Zoom just dropped an impressive set of AI features that will massively impact your meeting productivity moving forward.
These features are collectively known as “AI Companion.” They include:
- AI-generated summaries emailed to you shortly after a meeting.
- An in-meeting AI Companion window that you can interact with during a meeting.
At Marketing AI Institute, we got our hands on these features this week—and got a glimpse of the future of meetings.
Why It Matters
There’s no going back. Zoom’s new AI features are downright impressive. And meetings without them now feel like a thing of the past.
On Episode 68 of The Marketing AI Show, Marketing AI Institute founder and CEO Paul Roetzer walked me through his hands-on experiments with the new features.
- This is the real deal. Both the summaries and AI Companions features work really well. “I was honestly impressed with the simplicity of the ease of use and the quality of the outputs,” says Roetzer.
- The in-meeting AI companion is impressive. You can prompt the in-meeting AI assistant in any way you want. For instance, you can ask it to catch you up, identify when your name has been mentioned, or list out action items. “You can pretty much have a conversation with it,” says Roetzer.
- And the after-meeting summaries are great. Roetzer found the summaries to be helpful, accurate, and factual. And the outputs were fast. He got his summary for an hour-long meeting just a few minutes after the meeting ended. Like any tool, it makes mistakes. But you can also edit summaries after the fact.
- This is going to change meetings forever. These features simply create a much better, smarter meeting experience, says Roetzer. “Any meeting that doesn’t have the summary feature and an AI companion is going to feel inefficient and archaic.”

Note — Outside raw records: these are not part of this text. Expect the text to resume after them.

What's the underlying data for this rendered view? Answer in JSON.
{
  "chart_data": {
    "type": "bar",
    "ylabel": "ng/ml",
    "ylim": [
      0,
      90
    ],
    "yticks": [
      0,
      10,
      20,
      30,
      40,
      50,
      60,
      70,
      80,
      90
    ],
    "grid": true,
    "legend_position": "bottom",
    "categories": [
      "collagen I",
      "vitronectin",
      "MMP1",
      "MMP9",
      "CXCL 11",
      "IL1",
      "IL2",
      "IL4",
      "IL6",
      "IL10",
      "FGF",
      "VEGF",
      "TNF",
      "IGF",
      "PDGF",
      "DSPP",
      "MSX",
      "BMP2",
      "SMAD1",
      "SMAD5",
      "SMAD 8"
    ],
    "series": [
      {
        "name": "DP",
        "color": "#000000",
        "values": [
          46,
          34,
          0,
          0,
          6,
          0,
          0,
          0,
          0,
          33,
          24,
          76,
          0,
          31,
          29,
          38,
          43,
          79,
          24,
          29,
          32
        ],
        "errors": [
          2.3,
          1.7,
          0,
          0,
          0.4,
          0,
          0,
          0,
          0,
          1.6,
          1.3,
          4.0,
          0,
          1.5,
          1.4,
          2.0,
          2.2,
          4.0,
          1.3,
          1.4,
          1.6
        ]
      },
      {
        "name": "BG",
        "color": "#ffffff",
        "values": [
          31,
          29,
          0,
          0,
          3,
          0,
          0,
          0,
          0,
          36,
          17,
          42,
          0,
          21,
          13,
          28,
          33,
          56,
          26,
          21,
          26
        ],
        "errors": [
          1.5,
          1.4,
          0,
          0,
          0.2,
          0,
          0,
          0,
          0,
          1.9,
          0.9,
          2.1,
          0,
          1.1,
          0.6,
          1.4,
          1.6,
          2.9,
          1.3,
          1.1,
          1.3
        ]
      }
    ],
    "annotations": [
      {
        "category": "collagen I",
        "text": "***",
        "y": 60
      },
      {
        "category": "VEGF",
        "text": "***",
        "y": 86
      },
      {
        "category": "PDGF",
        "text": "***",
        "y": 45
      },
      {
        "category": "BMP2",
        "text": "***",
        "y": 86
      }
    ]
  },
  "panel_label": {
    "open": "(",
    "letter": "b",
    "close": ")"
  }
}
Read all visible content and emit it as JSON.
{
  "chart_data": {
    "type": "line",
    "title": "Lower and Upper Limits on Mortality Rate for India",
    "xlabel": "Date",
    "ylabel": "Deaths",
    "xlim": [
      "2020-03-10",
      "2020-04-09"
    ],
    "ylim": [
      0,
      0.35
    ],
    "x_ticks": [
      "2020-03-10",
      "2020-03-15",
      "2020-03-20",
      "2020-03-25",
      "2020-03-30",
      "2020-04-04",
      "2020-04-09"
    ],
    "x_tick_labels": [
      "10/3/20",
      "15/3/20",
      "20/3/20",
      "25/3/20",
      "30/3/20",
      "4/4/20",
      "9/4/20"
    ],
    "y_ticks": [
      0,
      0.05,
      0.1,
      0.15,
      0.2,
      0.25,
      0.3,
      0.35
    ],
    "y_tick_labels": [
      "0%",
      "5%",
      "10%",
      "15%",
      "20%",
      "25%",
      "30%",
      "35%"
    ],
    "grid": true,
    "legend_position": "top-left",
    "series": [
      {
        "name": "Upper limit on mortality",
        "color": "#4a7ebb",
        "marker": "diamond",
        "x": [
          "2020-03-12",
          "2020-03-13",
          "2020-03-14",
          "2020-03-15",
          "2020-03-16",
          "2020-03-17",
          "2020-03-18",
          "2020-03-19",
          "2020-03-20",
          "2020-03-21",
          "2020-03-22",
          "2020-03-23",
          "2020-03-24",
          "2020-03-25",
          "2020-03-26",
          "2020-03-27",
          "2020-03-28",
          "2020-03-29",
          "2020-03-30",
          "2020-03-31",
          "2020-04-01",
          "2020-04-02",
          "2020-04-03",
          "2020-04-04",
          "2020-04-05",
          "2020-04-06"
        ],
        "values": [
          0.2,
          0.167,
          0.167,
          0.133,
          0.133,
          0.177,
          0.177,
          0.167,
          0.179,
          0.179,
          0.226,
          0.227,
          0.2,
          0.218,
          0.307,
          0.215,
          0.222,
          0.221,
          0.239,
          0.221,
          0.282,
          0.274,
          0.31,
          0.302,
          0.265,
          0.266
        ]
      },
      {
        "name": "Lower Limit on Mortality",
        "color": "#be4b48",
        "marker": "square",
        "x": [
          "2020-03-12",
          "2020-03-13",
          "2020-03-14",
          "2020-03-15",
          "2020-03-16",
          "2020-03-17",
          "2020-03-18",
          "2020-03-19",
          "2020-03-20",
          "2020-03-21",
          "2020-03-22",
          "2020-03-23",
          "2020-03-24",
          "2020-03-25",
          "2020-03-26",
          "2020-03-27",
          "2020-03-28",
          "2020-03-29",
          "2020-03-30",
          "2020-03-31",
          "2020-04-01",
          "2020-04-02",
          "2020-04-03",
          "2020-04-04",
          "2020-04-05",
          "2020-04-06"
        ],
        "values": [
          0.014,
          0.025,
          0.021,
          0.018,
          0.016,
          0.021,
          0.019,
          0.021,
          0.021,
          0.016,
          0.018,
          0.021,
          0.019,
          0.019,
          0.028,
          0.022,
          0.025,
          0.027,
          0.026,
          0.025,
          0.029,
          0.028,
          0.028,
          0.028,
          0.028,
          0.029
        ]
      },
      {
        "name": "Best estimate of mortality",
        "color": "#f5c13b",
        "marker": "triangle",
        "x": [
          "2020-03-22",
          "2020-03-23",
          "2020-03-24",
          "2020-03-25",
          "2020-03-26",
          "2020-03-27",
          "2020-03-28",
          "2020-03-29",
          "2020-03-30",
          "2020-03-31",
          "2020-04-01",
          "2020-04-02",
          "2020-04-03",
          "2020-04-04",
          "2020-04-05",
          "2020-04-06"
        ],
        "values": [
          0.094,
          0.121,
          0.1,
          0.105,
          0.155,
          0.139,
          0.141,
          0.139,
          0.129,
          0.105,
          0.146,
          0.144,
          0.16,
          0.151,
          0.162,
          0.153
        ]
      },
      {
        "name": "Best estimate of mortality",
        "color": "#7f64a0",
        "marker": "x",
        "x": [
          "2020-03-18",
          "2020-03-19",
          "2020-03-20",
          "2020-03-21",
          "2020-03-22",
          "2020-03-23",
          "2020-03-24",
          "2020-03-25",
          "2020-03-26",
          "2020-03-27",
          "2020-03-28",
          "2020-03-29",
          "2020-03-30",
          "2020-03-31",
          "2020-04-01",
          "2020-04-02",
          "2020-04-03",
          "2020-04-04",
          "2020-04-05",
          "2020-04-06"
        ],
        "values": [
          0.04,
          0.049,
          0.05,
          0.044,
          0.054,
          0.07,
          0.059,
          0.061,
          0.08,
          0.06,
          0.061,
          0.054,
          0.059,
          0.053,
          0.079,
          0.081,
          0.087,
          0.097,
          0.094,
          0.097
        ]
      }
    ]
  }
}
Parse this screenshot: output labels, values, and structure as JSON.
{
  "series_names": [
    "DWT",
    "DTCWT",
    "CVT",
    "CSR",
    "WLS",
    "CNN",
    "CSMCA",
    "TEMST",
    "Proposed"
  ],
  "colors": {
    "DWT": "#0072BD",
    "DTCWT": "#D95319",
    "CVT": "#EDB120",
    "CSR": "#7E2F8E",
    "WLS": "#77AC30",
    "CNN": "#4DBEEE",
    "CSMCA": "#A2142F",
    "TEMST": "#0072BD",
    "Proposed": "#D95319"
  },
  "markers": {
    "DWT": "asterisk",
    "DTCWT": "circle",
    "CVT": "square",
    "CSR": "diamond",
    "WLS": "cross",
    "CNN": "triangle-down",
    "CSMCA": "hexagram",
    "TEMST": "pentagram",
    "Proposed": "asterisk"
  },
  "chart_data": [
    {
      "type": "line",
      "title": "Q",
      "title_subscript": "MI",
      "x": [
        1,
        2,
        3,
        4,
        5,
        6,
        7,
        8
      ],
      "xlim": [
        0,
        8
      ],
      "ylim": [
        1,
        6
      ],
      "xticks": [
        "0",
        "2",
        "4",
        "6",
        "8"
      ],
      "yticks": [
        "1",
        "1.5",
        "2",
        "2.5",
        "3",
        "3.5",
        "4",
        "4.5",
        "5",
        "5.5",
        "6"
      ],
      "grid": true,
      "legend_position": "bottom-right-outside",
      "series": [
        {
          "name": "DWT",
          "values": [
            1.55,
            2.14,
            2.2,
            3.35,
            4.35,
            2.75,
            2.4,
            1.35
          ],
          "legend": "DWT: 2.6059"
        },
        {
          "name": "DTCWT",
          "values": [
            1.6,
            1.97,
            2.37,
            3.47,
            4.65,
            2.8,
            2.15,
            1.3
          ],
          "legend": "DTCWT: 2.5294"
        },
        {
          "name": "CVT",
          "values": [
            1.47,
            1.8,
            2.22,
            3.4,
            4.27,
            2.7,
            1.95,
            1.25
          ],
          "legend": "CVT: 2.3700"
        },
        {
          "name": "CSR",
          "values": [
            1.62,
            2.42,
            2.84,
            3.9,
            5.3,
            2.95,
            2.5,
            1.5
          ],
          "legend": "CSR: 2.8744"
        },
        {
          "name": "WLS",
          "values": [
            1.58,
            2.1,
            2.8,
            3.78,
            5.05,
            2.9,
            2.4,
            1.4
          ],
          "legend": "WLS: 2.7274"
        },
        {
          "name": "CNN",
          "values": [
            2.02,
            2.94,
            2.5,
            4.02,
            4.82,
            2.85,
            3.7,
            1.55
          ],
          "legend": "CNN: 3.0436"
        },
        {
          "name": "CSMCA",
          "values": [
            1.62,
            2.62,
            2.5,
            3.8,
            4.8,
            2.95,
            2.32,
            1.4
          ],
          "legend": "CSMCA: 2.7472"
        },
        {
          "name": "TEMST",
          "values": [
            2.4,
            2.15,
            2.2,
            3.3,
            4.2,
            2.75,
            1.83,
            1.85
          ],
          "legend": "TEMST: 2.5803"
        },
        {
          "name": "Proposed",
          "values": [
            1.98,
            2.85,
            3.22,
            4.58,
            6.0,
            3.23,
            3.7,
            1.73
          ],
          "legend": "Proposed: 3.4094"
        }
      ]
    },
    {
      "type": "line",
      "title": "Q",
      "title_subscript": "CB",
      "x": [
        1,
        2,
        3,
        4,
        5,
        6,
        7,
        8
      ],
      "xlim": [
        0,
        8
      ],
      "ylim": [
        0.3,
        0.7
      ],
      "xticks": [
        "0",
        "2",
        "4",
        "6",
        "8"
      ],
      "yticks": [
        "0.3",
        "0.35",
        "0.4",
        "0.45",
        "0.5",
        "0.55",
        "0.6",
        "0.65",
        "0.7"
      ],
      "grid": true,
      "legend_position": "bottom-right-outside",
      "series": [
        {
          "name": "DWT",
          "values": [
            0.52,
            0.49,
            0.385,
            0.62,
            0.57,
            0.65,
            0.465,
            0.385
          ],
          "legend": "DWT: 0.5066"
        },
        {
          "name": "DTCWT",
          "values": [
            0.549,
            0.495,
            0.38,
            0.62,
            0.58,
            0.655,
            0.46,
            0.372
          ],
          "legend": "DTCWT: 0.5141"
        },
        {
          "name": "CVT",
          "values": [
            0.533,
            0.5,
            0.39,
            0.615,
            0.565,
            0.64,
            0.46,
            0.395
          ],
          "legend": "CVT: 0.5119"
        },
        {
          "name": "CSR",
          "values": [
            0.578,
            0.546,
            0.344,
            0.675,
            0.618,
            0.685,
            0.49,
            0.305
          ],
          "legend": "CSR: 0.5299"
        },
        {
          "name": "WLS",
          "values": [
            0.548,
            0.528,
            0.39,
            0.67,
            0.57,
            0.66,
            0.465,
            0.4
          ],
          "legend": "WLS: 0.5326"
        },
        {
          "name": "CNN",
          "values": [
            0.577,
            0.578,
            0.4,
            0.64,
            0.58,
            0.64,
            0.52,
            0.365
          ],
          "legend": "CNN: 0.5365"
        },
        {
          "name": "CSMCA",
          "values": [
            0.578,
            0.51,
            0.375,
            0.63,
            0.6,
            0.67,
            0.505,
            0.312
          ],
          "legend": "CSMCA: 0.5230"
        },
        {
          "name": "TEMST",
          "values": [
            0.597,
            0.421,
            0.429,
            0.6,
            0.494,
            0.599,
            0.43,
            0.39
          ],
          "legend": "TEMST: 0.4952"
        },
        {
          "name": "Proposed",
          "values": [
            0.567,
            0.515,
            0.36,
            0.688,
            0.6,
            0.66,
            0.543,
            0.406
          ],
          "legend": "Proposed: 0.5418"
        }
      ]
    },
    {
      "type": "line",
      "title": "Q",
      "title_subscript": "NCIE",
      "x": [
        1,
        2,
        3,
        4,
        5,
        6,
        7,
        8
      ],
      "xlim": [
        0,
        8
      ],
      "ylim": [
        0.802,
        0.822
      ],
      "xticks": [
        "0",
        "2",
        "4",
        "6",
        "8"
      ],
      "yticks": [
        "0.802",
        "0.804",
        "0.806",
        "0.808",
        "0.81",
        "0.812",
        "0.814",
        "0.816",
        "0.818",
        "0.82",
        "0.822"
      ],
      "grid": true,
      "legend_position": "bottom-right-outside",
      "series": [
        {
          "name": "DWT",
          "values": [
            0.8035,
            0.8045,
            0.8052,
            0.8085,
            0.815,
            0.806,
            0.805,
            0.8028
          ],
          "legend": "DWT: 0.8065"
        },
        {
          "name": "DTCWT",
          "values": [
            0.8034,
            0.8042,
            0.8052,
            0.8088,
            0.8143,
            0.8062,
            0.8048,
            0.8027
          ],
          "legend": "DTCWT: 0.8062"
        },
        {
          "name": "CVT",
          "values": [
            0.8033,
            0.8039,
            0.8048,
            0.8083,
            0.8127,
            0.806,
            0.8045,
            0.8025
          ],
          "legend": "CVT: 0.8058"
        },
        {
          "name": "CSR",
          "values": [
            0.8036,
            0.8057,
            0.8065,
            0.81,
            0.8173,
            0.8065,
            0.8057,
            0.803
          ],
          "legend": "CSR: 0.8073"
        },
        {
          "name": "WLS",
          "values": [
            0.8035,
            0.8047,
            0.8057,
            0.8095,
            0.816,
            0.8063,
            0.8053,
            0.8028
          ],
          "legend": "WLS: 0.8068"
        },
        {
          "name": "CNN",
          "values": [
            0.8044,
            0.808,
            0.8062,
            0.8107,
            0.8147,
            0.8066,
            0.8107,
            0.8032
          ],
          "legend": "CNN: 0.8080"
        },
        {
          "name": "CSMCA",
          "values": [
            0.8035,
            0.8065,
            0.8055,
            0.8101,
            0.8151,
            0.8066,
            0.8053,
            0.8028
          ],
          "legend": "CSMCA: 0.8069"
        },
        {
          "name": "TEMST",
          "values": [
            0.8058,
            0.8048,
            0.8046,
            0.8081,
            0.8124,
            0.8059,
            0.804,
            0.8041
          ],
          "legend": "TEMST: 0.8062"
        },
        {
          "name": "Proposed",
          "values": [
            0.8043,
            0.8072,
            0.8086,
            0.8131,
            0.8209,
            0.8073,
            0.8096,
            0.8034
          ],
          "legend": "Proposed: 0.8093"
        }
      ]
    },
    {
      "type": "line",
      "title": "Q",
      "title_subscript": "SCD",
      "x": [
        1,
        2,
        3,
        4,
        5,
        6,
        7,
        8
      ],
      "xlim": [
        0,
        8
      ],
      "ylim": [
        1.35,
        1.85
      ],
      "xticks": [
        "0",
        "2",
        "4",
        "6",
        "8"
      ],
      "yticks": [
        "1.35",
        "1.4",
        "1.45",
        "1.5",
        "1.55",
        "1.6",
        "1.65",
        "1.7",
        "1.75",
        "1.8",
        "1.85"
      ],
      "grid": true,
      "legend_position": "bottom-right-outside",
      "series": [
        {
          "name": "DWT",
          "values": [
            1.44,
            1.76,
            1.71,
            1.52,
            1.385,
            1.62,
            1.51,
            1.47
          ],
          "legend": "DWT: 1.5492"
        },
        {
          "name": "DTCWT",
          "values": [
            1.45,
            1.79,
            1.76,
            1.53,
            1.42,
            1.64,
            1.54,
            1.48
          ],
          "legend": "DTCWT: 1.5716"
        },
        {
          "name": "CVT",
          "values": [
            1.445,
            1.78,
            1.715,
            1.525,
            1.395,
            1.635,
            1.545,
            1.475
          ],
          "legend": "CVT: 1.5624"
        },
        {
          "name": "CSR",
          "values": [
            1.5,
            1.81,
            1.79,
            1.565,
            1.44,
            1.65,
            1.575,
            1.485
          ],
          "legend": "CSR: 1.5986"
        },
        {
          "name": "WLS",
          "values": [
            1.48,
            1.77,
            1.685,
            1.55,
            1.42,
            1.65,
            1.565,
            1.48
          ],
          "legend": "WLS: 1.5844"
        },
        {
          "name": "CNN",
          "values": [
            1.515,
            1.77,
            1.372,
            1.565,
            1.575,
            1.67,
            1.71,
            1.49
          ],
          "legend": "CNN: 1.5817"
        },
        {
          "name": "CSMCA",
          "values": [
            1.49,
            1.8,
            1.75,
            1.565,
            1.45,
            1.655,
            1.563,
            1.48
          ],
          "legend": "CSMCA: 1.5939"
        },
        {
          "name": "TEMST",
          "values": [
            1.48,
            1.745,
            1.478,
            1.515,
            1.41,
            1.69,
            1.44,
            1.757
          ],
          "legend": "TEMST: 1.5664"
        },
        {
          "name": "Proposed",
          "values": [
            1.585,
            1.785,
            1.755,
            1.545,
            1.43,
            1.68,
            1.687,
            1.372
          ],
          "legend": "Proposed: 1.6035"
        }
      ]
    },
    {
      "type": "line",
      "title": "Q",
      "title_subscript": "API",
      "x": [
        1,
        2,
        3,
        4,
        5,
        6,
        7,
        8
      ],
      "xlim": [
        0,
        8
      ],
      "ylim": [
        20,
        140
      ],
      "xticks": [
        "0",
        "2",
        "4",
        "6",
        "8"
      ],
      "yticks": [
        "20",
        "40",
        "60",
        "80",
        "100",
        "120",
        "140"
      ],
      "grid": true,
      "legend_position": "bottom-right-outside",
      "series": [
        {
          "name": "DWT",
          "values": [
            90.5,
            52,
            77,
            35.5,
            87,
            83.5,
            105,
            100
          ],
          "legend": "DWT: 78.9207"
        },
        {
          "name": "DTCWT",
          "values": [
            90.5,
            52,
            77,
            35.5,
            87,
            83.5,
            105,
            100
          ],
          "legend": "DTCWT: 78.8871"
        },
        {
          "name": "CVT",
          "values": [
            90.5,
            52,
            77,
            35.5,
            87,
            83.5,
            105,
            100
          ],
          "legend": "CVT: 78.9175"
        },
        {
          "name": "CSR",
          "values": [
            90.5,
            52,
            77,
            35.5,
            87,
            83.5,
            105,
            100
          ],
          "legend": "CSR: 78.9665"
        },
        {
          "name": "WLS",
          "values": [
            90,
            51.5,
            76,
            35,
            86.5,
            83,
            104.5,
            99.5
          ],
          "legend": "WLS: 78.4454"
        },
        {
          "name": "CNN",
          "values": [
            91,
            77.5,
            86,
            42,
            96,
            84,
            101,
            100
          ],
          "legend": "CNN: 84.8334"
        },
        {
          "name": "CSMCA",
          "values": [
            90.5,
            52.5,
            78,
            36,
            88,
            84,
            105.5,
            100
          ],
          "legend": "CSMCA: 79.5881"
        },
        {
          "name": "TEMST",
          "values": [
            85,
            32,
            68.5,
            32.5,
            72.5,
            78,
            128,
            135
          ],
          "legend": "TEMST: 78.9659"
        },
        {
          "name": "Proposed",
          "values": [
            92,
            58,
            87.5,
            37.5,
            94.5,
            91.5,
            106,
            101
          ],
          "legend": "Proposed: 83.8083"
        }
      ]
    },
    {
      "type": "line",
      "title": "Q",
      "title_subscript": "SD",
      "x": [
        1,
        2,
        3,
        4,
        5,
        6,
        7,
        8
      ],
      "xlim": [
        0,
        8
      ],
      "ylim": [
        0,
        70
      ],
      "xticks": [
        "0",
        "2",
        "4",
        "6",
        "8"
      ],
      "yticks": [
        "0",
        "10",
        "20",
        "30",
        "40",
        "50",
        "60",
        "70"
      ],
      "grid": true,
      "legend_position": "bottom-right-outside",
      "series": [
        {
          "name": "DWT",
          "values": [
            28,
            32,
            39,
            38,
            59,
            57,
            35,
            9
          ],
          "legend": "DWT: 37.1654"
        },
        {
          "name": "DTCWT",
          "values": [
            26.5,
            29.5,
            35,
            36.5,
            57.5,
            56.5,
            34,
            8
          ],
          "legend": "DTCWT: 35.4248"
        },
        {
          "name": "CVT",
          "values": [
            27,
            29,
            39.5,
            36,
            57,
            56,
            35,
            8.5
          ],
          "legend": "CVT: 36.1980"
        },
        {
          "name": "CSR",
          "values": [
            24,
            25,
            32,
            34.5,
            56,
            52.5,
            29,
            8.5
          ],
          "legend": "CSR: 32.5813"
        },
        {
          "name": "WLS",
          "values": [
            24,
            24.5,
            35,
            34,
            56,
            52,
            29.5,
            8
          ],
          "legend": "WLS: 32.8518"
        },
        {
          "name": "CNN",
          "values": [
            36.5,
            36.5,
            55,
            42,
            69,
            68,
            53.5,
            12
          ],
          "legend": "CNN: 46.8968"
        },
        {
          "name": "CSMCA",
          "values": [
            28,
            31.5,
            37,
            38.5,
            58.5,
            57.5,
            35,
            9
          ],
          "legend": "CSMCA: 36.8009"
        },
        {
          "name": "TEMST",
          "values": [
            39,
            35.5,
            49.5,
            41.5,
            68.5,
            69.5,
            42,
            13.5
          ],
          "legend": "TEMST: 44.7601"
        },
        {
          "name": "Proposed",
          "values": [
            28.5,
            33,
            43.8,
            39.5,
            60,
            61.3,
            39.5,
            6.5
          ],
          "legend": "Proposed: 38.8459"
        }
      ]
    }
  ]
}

- It’s also going to have a huge impact on productivity. Microsoft, Google, and others have already planned similar features. Given the sheer volume of virtual meetings, teh AI features we already have are going to dramatically increase productivity, to say nothing of future advancements, says Roetzer.
What to Do About It
Prepare for AI’s impact on meetings.
“Are companies ready for this?” asks Roetzer. AI’s impact on meetings will be positive, but potentially disruptive. Companies should consider if these AI features affect anyone’s job. (Administrative assistants, for instance.) They should also start thinking about how to effectively reallocate the time saved by teams using these features.
Education and usage policies can also be helpful, says Roetzer. Initially, it may be strange for some staff to get used to AI summaries and companions during meetings.